As you address above, I'll believe the first statement when I hear it from someone who thinks of "drivers" only in terms of cars. Again, this may be my definition of "non-techie" being your definition of "non-computer-literate", but I will posit that this kind of user is the cornerstone of the PC market. And until Linux-based handholding is present on a scale that is at least one order of magnitude within that of Windows-based handholding, Windows will remain the OS for the low-information users that make up the bulk of the PC market.
I was unaware of the issues with Linux in business - I figured companies would see "$0" on an invoice where "$50,000" used to be and grab it by default. But it pushes another major button in the business world - liability. Maybe if companies like Canonical are willing to slot into the liability structure where software providers normally go it would calm some fears. I do appreciate that open-source code is generally more secure, but I don't know how much more secure - there's no better protection from hackers than being so narrowly adopted that a hack could reach 10 times as many potential targets just by being written for a different platform.
The split between business at large and covert organizations kind of encapsulates the Linux issue for me. If you know what you're doing and want total control, get Linux. If you just want a tool that works and don't want to think about it too hard, pay for software.
Unfortunately, from here on out I think my responses may be a lot of "don't knock it til you've tried it." Oh, well.

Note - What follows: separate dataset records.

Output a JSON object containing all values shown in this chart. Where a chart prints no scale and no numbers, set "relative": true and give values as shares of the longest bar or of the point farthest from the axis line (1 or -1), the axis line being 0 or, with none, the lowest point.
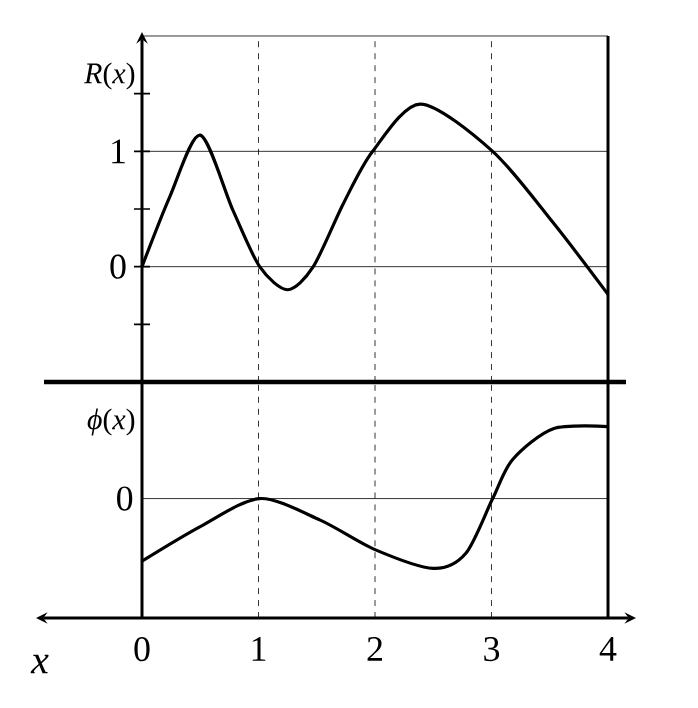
{
  "chart_data": [
    {
      "type": "line",
      "ylabel": "*R*(*x*)",
      "color": "#000000",
      "xlim": [
        0,
        4
      ],
      "ylim": [
        -1,
        2
      ],
      "tick_labels": "y",
      "yticks": [
        {
          "value": -0.5,
          "label": null
        },
        0,
        {
          "value": 0.5,
          "label": null
        },
        1,
        {
          "value": 1.5,
          "label": null
        }
      ],
      "x": [
        0,
        0.24,
        0.5,
        0.78,
        1.01,
        1.25,
        1.47,
        1.73,
        1.98,
        2.39,
        3.01,
        3.53,
        4
      ],
      "values": [
        0,
        0.61,
        1.14,
        0.49,
        0,
        -0.2,
        0,
        0.55,
        1.0,
        1.41,
        1.0,
        0.38,
        -0.24
      ],
      "ref_lines": [
        {
          "axis": "y",
          "value": 0
        },
        {
          "axis": "y",
          "value": 1
        },
        {
          "axis": "x",
          "value": 1,
          "line_style": "dashed"
        },
        {
          "axis": "x",
          "value": 2,
          "line_style": "dashed"
        },
        {
          "axis": "x",
          "value": 3,
          "line_style": "dashed"
        }
      ]
    },
    {
      "type": "line",
      "ylabel": "*ϕ*(*x*)",
      "xlabel": "x",
      "color": "#000000",
      "relative": true,
      "xlim": [
        0,
        4
      ],
      "xticks": [
        0,
        1,
        2,
        3,
        4
      ],
      "tick_labels": "x",
      "x": [
        0,
        0.5,
        1.01,
        1.53,
        2,
        2.5,
        2.78,
        3.01,
        3.18,
        3.53,
        4
      ],
      "values": [
        -0.87,
        -0.39,
        0,
        -0.3,
        -0.71,
        -0.97,
        -0.76,
        0,
        0.54,
        0.97,
        1
      ],
      "annotations": [
        {
          "text": "0",
          "x": 0,
          "y": 0
        }
      ],
      "ref_lines": [
        {
          "axis": "y",
          "value": 0
        },
        {
          "axis": "x",
          "value": 1,
          "line_style": "dashed"
        },
        {
          "axis": "x",
          "value": 2,
          "line_style": "dashed"
        },
        {
          "axis": "x",
          "value": 3,
          "line_style": "dashed"
        }
      ]
    }
  ]
}
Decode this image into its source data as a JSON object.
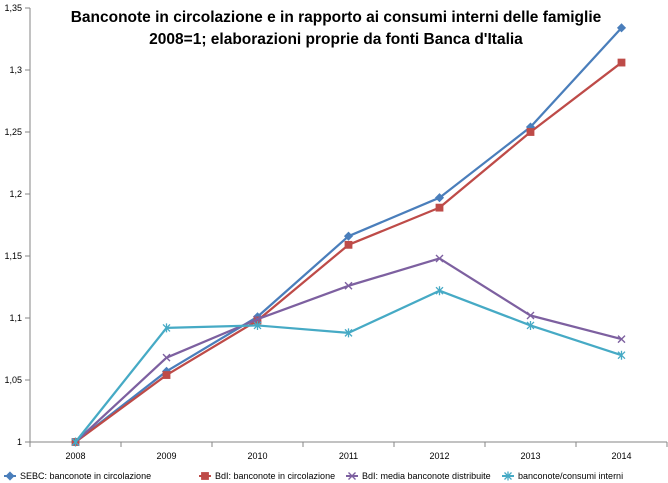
{
  "chart_data": {
    "type": "line",
    "title": "Banconote in circolazione e in rapporto ai consumi interni delle famiglie",
    "subtitle": "2008=1; elaborazioni proprie da fonti Banca d'Italia",
    "xlabel": "",
    "ylabel": "",
    "categories": [
      "2008",
      "2009",
      "2010",
      "2011",
      "2012",
      "2013",
      "2014"
    ],
    "ylim": [
      1,
      1.35
    ],
    "yticks": [
      1,
      1.05,
      1.1,
      1.15,
      1.2,
      1.25,
      1.3,
      1.35
    ],
    "ytick_labels": [
      "1",
      "1,05",
      "1,1",
      "1,15",
      "1,2",
      "1,25",
      "1,3",
      "1,35"
    ],
    "grid": false,
    "legend": "bottom",
    "axis_color": "#868686",
    "series": [
      {
        "name": "SEBC: banconote in circolazione",
        "color": "#4A7EBB",
        "marker": "diamond",
        "values": [
          1,
          1.057,
          1.101,
          1.166,
          1.197,
          1.254,
          1.334
        ]
      },
      {
        "name": "BdI: banconote in circolazione",
        "color": "#BE4B48",
        "marker": "square",
        "values": [
          1,
          1.054,
          1.098,
          1.159,
          1.189,
          1.25,
          1.306
        ]
      },
      {
        "name": "BdI: media banconote distribuite",
        "color": "#7D60A0",
        "marker": "x",
        "values": [
          1,
          1.068,
          1.099,
          1.126,
          1.148,
          1.102,
          1.083
        ]
      },
      {
        "name": "banconote/consumi interni",
        "color": "#46AAC5",
        "marker": "star",
        "values": [
          1,
          1.092,
          1.094,
          1.088,
          1.122,
          1.094,
          1.07
        ]
      }
    ]
  }
}
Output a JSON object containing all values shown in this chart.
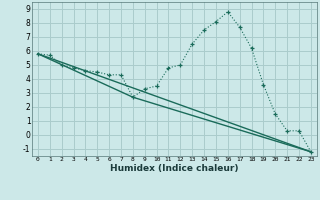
{
  "xlabel": "Humidex (Indice chaleur)",
  "background_color": "#cce8e8",
  "grid_color": "#aacccc",
  "line_color": "#1a6b5a",
  "xlim": [
    -0.5,
    23.5
  ],
  "ylim": [
    -1.5,
    9.5
  ],
  "xticks": [
    0,
    1,
    2,
    3,
    4,
    5,
    6,
    7,
    8,
    9,
    10,
    11,
    12,
    13,
    14,
    15,
    16,
    17,
    18,
    19,
    20,
    21,
    22,
    23
  ],
  "yticks": [
    -1,
    0,
    1,
    2,
    3,
    4,
    5,
    6,
    7,
    8,
    9
  ],
  "series1_x": [
    0,
    1,
    2,
    3,
    4,
    5,
    6,
    7,
    8,
    9,
    10,
    11,
    12,
    13,
    14,
    15,
    16,
    17,
    18,
    19,
    20,
    21,
    22,
    23
  ],
  "series1_y": [
    5.8,
    5.7,
    5.0,
    4.8,
    4.6,
    4.5,
    4.3,
    4.3,
    2.7,
    3.3,
    3.5,
    4.8,
    5.0,
    6.5,
    7.5,
    8.1,
    8.8,
    7.7,
    6.2,
    3.6,
    1.5,
    0.3,
    0.3,
    -1.2
  ],
  "series2_x": [
    0,
    23
  ],
  "series2_y": [
    5.8,
    -1.2
  ],
  "series3_x": [
    0,
    8,
    23
  ],
  "series3_y": [
    5.8,
    2.7,
    -1.2
  ]
}
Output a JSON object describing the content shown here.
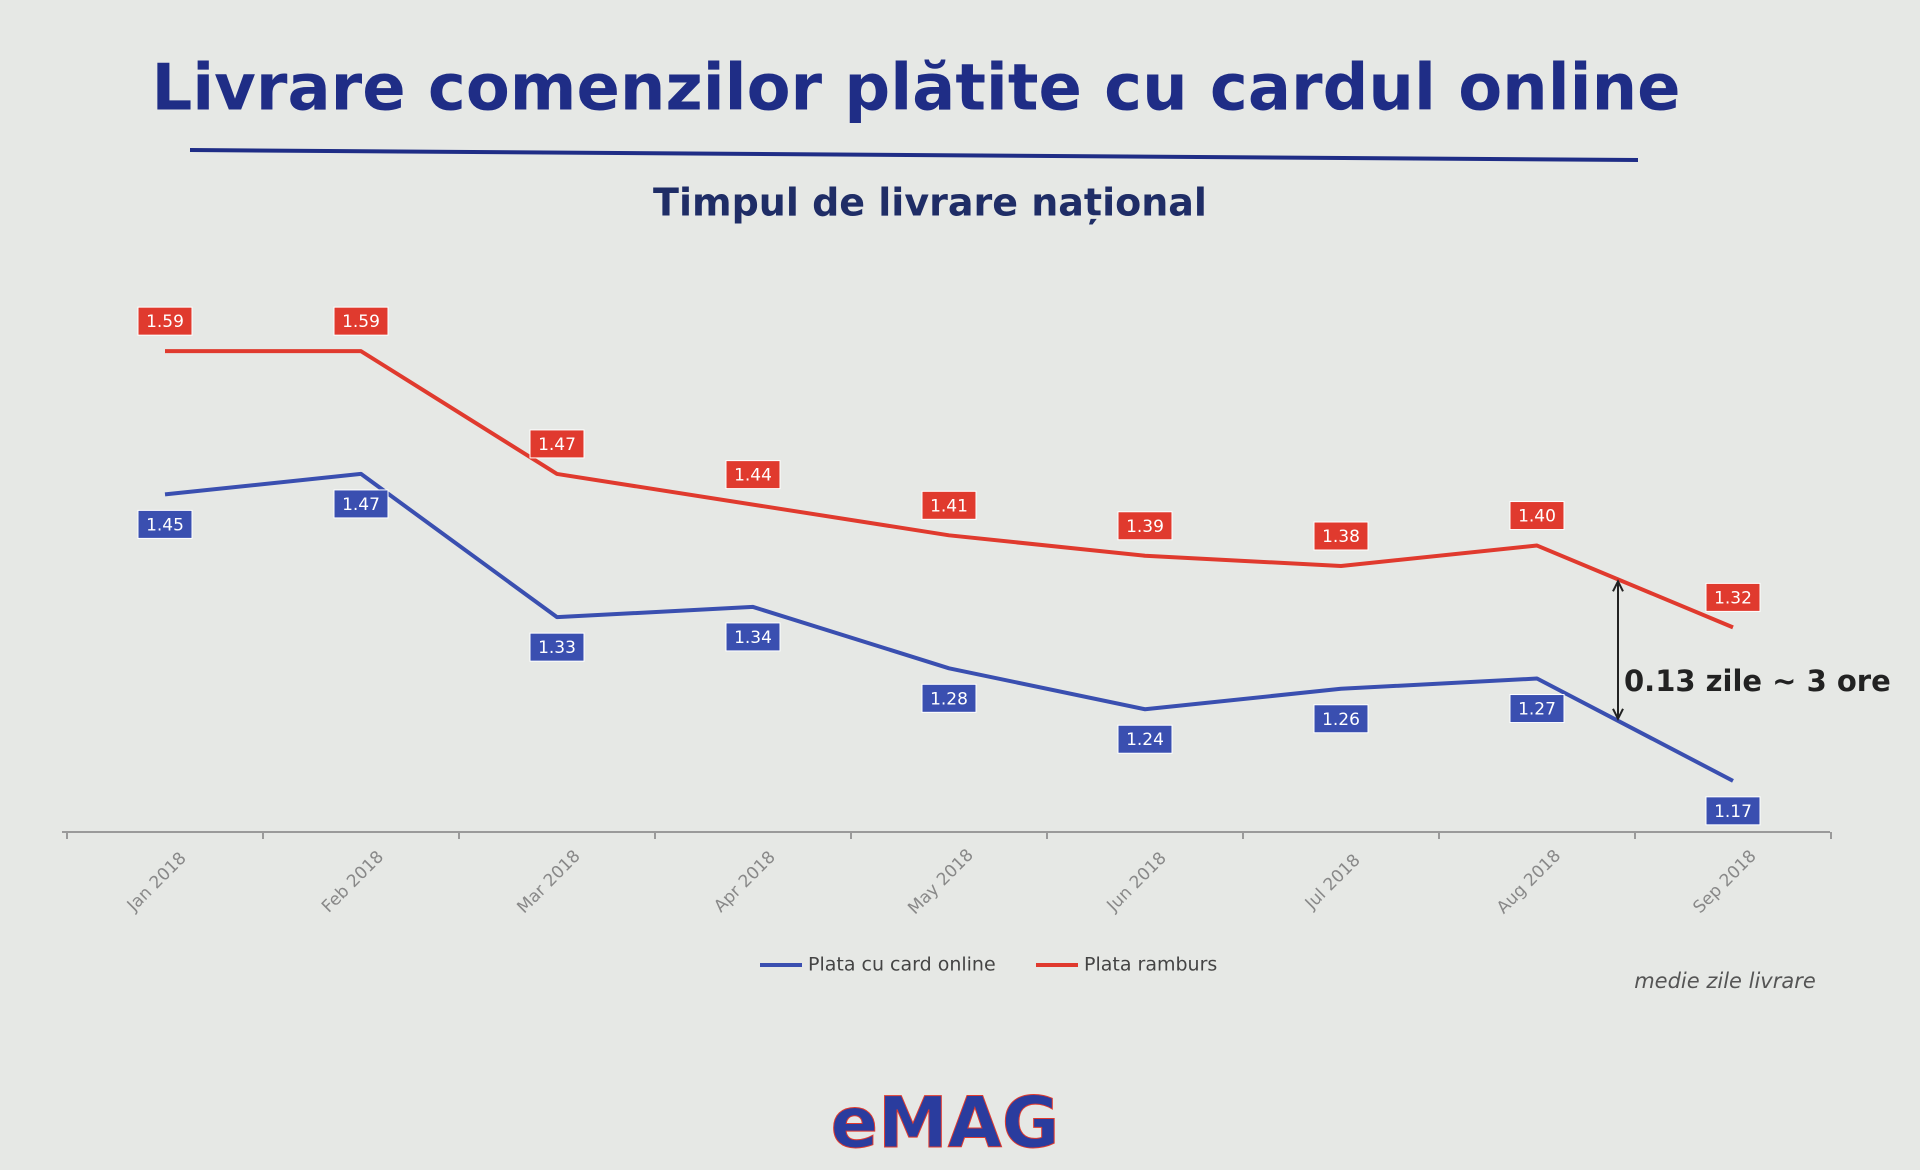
{
  "chart_data": {
    "type": "line",
    "title": "Livrare comenzilor plătite cu cardul online",
    "subtitle": "Timpul de livrare național",
    "categories": [
      "Jan 2018",
      "Feb 2018",
      "Mar 2018",
      "Apr 2018",
      "May 2018",
      "Jun 2018",
      "Jul 2018",
      "Aug 2018",
      "Sep 2018"
    ],
    "series": [
      {
        "name": "Plata cu card online",
        "color": "#3a4fb0",
        "values": [
          1.45,
          1.47,
          1.33,
          1.34,
          1.28,
          1.24,
          1.26,
          1.27,
          1.17
        ],
        "value_labels": [
          "1.45",
          "1.47",
          "1.33",
          "1.34",
          "1.28",
          "1.24",
          "1.26",
          "1.27",
          "1.17"
        ],
        "label_side": "below"
      },
      {
        "name": "Plata ramburs",
        "color": "#e03a2e",
        "values": [
          1.59,
          1.59,
          1.47,
          1.44,
          1.41,
          1.39,
          1.38,
          1.4,
          1.32
        ],
        "value_labels": [
          "1.59",
          "1.59",
          "1.47",
          "1.44",
          "1.41",
          "1.39",
          "1.38",
          "1.40",
          "1.32"
        ],
        "label_side": "above"
      }
    ],
    "ylim": [
      1.12,
      1.64
    ],
    "annotation": "0.13 zile ~ 3 ore",
    "note": "medie zile livrare",
    "logo": "eMAG"
  }
}
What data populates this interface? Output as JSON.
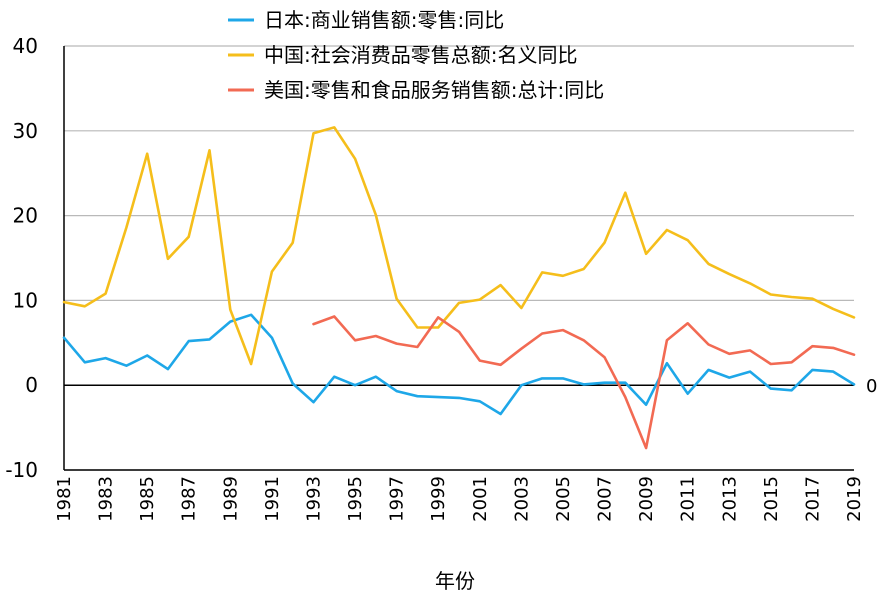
{
  "chart_data": {
    "type": "line",
    "title": "",
    "xlabel": "年份",
    "ylabel": "",
    "ylim": [
      -10,
      40
    ],
    "yticks": [
      -10,
      0,
      10,
      20,
      30,
      40
    ],
    "xlim": [
      1981,
      2019
    ],
    "xticks": [
      1981,
      1983,
      1985,
      1987,
      1989,
      1991,
      1993,
      1995,
      1997,
      1999,
      2001,
      2003,
      2005,
      2007,
      2009,
      2011,
      2013,
      2015,
      2017,
      2019
    ],
    "grid": true,
    "legend_position": "top",
    "end_label": "0",
    "series": [
      {
        "name": "日本:商业销售额:零售:同比",
        "color": "#1ea7e8",
        "x": [
          1981,
          1982,
          1983,
          1984,
          1985,
          1986,
          1987,
          1988,
          1989,
          1990,
          1991,
          1992,
          1993,
          1994,
          1995,
          1996,
          1997,
          1998,
          1999,
          2000,
          2001,
          2002,
          2003,
          2004,
          2005,
          2006,
          2007,
          2008,
          2009,
          2010,
          2011,
          2012,
          2013,
          2014,
          2015,
          2016,
          2017,
          2018,
          2019
        ],
        "values": [
          5.6,
          2.7,
          3.2,
          2.3,
          3.5,
          1.9,
          5.2,
          5.4,
          7.5,
          8.3,
          5.6,
          0.2,
          -2.0,
          1.0,
          0.0,
          1.0,
          -0.7,
          -1.3,
          -1.4,
          -1.5,
          -1.9,
          -3.4,
          0.0,
          0.8,
          0.8,
          0.1,
          0.3,
          0.3,
          -2.3,
          2.6,
          -1.0,
          1.8,
          0.9,
          1.6,
          -0.4,
          -0.6,
          1.8,
          1.6,
          0.1
        ]
      },
      {
        "name": "中国:社会消费品零售总额:名义同比",
        "color": "#f5be1b",
        "x": [
          1981,
          1982,
          1983,
          1984,
          1985,
          1986,
          1987,
          1988,
          1989,
          1990,
          1991,
          1992,
          1993,
          1994,
          1995,
          1996,
          1997,
          1998,
          1999,
          2000,
          2001,
          2002,
          2003,
          2004,
          2005,
          2006,
          2007,
          2008,
          2009,
          2010,
          2011,
          2012,
          2013,
          2014,
          2015,
          2016,
          2017,
          2018,
          2019
        ],
        "values": [
          9.8,
          9.3,
          10.8,
          18.6,
          27.3,
          14.9,
          17.5,
          27.7,
          8.9,
          2.5,
          13.4,
          16.8,
          29.7,
          30.4,
          26.7,
          20.1,
          10.2,
          6.8,
          6.8,
          9.7,
          10.1,
          11.8,
          9.1,
          13.3,
          12.9,
          13.7,
          16.8,
          22.7,
          15.5,
          18.3,
          17.1,
          14.3,
          13.1,
          12.0,
          10.7,
          10.4,
          10.2,
          9.0,
          8.0
        ]
      },
      {
        "name": "美国:零售和食品服务销售额:总计:同比",
        "color": "#f26a53",
        "x": [
          1993,
          1994,
          1995,
          1996,
          1997,
          1998,
          1999,
          2000,
          2001,
          2002,
          2003,
          2004,
          2005,
          2006,
          2007,
          2008,
          2009,
          2010,
          2011,
          2012,
          2013,
          2014,
          2015,
          2016,
          2017,
          2018,
          2019
        ],
        "values": [
          7.2,
          8.1,
          5.3,
          5.8,
          4.9,
          4.5,
          8.0,
          6.3,
          2.9,
          2.4,
          4.3,
          6.1,
          6.5,
          5.3,
          3.3,
          -1.4,
          -7.4,
          5.3,
          7.3,
          4.8,
          3.7,
          4.1,
          2.5,
          2.7,
          4.6,
          4.4,
          3.6
        ]
      }
    ]
  }
}
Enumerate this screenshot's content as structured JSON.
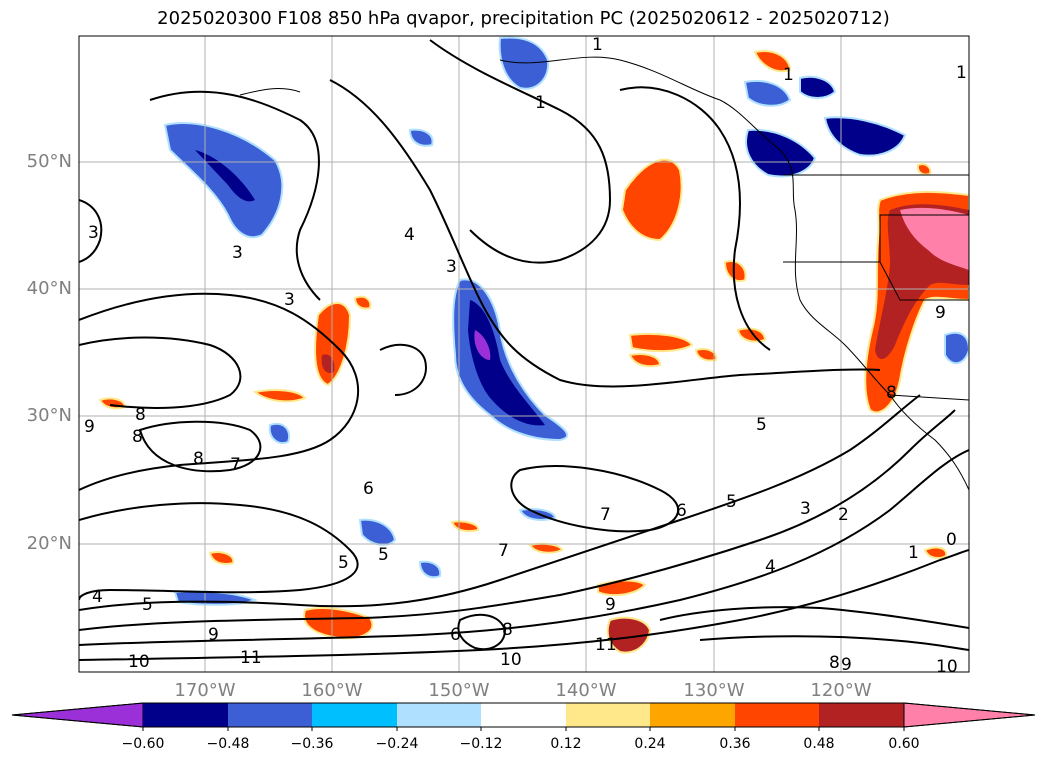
{
  "title": "2025020300 F108 850 hPa qvapor, precipitation PC (2025020612 - 2025020712)",
  "lat_labels": [
    "50°N",
    "40°N",
    "30°N",
    "20°N"
  ],
  "lon_labels": [
    "170°W",
    "160°W",
    "150°W",
    "140°W",
    "130°W",
    "120°W"
  ],
  "colorbar": {
    "ticks": [
      "−0.60",
      "−0.48",
      "−0.36",
      "−0.24",
      "−0.12",
      "0.12",
      "0.24",
      "0.36",
      "0.48",
      "0.60"
    ],
    "colors": [
      "#9b30d9",
      "#00008b",
      "#3c5fd6",
      "#00bfff",
      "#b0e0ff",
      "#ffffff",
      "#ffe88a",
      "#ffa500",
      "#ff4500",
      "#b22222",
      "#ff80a8"
    ]
  },
  "contour_labels": [
    "1",
    "1",
    "1",
    "3",
    "3",
    "3",
    "4",
    "3",
    "9",
    "8",
    "8",
    "8",
    "7",
    "6",
    "5",
    "4",
    "5",
    "9",
    "10",
    "11",
    "5",
    "6",
    "7",
    "7",
    "8",
    "9",
    "10",
    "11",
    "6",
    "5",
    "3",
    "2",
    "4",
    "1",
    "0",
    "8",
    "9",
    "10",
    "9",
    "8",
    "5",
    "1"
  ]
}
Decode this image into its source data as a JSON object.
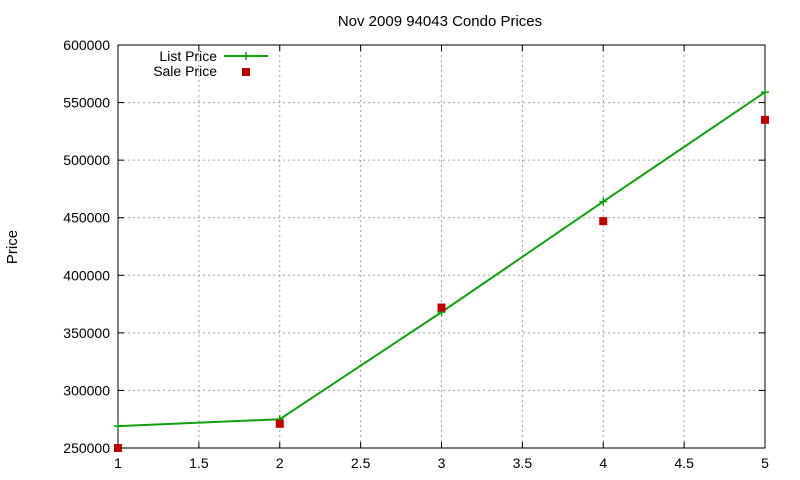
{
  "chart_data": {
    "type": "line",
    "title": "Nov 2009 94043 Condo Prices",
    "xlabel": "",
    "ylabel": "Price",
    "xlim": [
      1,
      5
    ],
    "ylim": [
      250000,
      600000
    ],
    "xticks": [
      "1",
      "1.5",
      "2",
      "2.5",
      "3",
      "3.5",
      "4",
      "4.5",
      "5"
    ],
    "xtick_values": [
      1,
      1.5,
      2,
      2.5,
      3,
      3.5,
      4,
      4.5,
      5
    ],
    "yticks": [
      "250000",
      "300000",
      "350000",
      "400000",
      "450000",
      "500000",
      "550000",
      "600000"
    ],
    "ytick_values": [
      250000,
      300000,
      350000,
      400000,
      450000,
      500000,
      550000,
      600000
    ],
    "grid": true,
    "legend_position": "top-left",
    "series": [
      {
        "name": "List Price",
        "style": "line-with-plus-markers",
        "color": "#11a011",
        "x": [
          1,
          2,
          3,
          4,
          5
        ],
        "y": [
          269000,
          275000,
          368000,
          464000,
          559000
        ]
      },
      {
        "name": "Sale Price",
        "style": "square-markers",
        "color": "#c00000",
        "x": [
          1,
          2,
          3,
          4,
          5
        ],
        "y": [
          250000,
          271000,
          372000,
          447000,
          535000
        ]
      }
    ]
  }
}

The thing about tech-support by Google is that in my experience with Ubuntu, the first result always contains my answer. This is only true because Canonical designated an official community support forum from the get-go. I used Google for Windows troubleshooting, too, and that involved paging through lots of (often bad) advice from Yahoo! Answers, pay-walled tech support sites, and so on. This is a resource that's just not available to Windows users. Though to be fair, the Ubuntu search results would likely be more spammy if it was a more popular OS, and I honestly can't speak to other flavors of Linux.
I think your non-techie and my non-techie are pretty much the same person -- somebody is thankful when the computer just does what they want it to do. This kind of person will need occasional help no matter what OS they use, but I think they'll need less of help in Linux than in Windows. This is an abstract thing and difficult for me to explain without being able to sit down with you in front of two laptops, but I'll try. Linux and Windows are both comprised of hundreds of components designed by hundreds of people, but Linux tends not to feel that way. Meanwhile, Windows has a million sometimes-it-works-like-this-but-not-always idiosyncracies. That undefinable something that makes Mac users so smug about the superiority of their OS? Linux tends to have that, too.
Re: security. You're right that Linux (and Mac) don't have enough adoption for anybody to target them on a large scale. I believe Linux has the advantage, however, in that its user base contains a significant contingent of neckbeardy security professionals and genuine tin-foil-hat wackos who are actively trying to find and plug the holes in Linux. Windows has them too, but Microsoft (and Apple) have an incentive to ignore security holes because deploying a fix costs reputation and money. Open-source software doesn't have this problem because profits and patents don't enter the picture. More eyes looking at your code equals more squashed bugs.
Linux has an additional layer of security in that permission to mess with the more delicate parts of the system is withheld by default. Malicious software can bypass Windows' security, but sooner or later malicious software in Linux will need to be granted explicit permission by the user to do its thing:
"Application _________ is attempting to _________, which is an action normally restricted to administrative users. Please enter your password to confirm this action, or cancel to deny access."
That message might look daunting to the computer illiterate, but they'd never see it unless they started deliberately playing with administrative settings.